According to studies, Acomplia drug loss weight helps people lose weight, but not that much. It is also claimed to lower cardiac risk factors, reduces abdominal fat, helps increase good cholesterol, lowe blood pressure, and even help people stop smoking. A study made by the State University of Rio de Janeiro, Brazil, found that the use of Acomplia after a year produces a modest weight loss of about five percent. A 20 milligram pill is said to reduce 4.9 kilograms more body weight in trials with one-year results, translating to a weight loss of under 11 pounds. Not exactly something to go crazy about.

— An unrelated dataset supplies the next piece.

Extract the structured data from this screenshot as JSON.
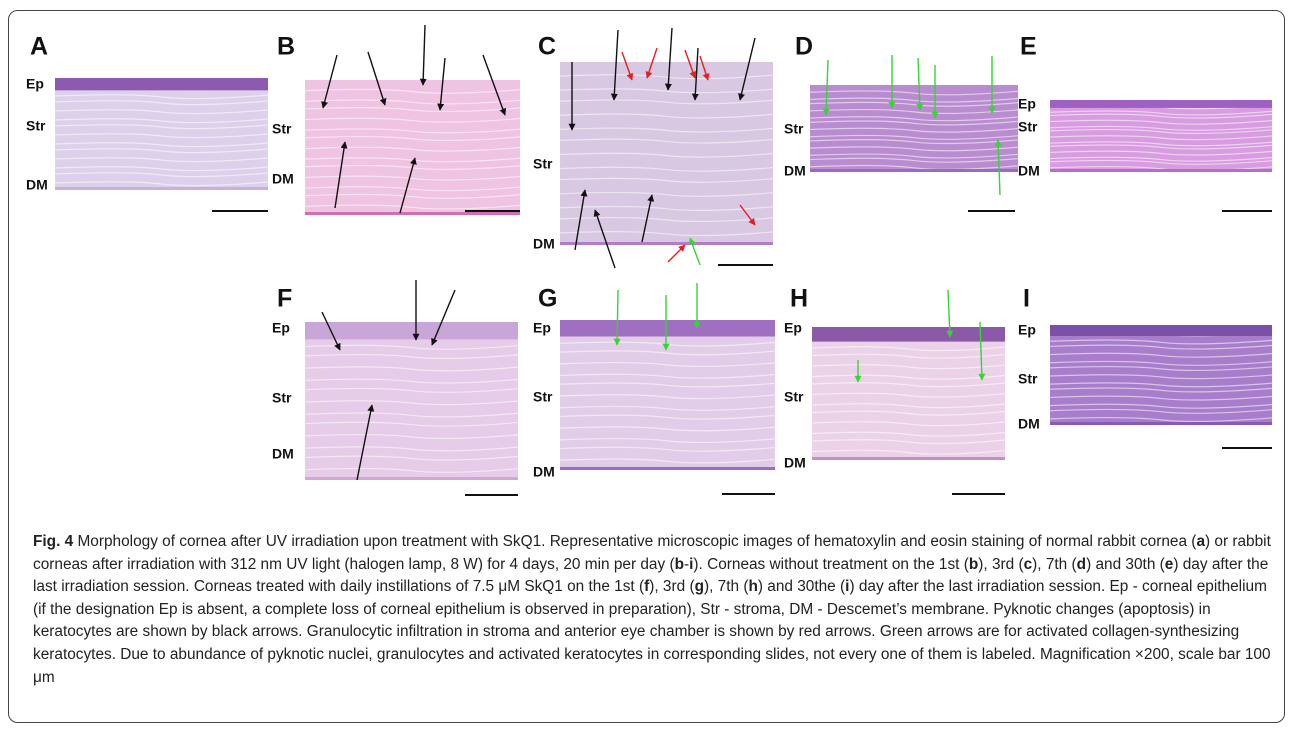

Acomplia drug loss weight works by suppressing the appetite, by targeting the brain cells involved in the "munchies," the same brain cells that cause addiction to marijuana and food. They help maintain a weight loss plan but do not directly cause you to lose weight. The study claims that patients who stayed on the 20 milligram dosage seemed to maintain weight loss compared to those who were intaking placebo pills, who in contrast gained significant weight. Side effects of rimonabant were found to include dizziness, head ache, nausea, joint pain, and diarrhea.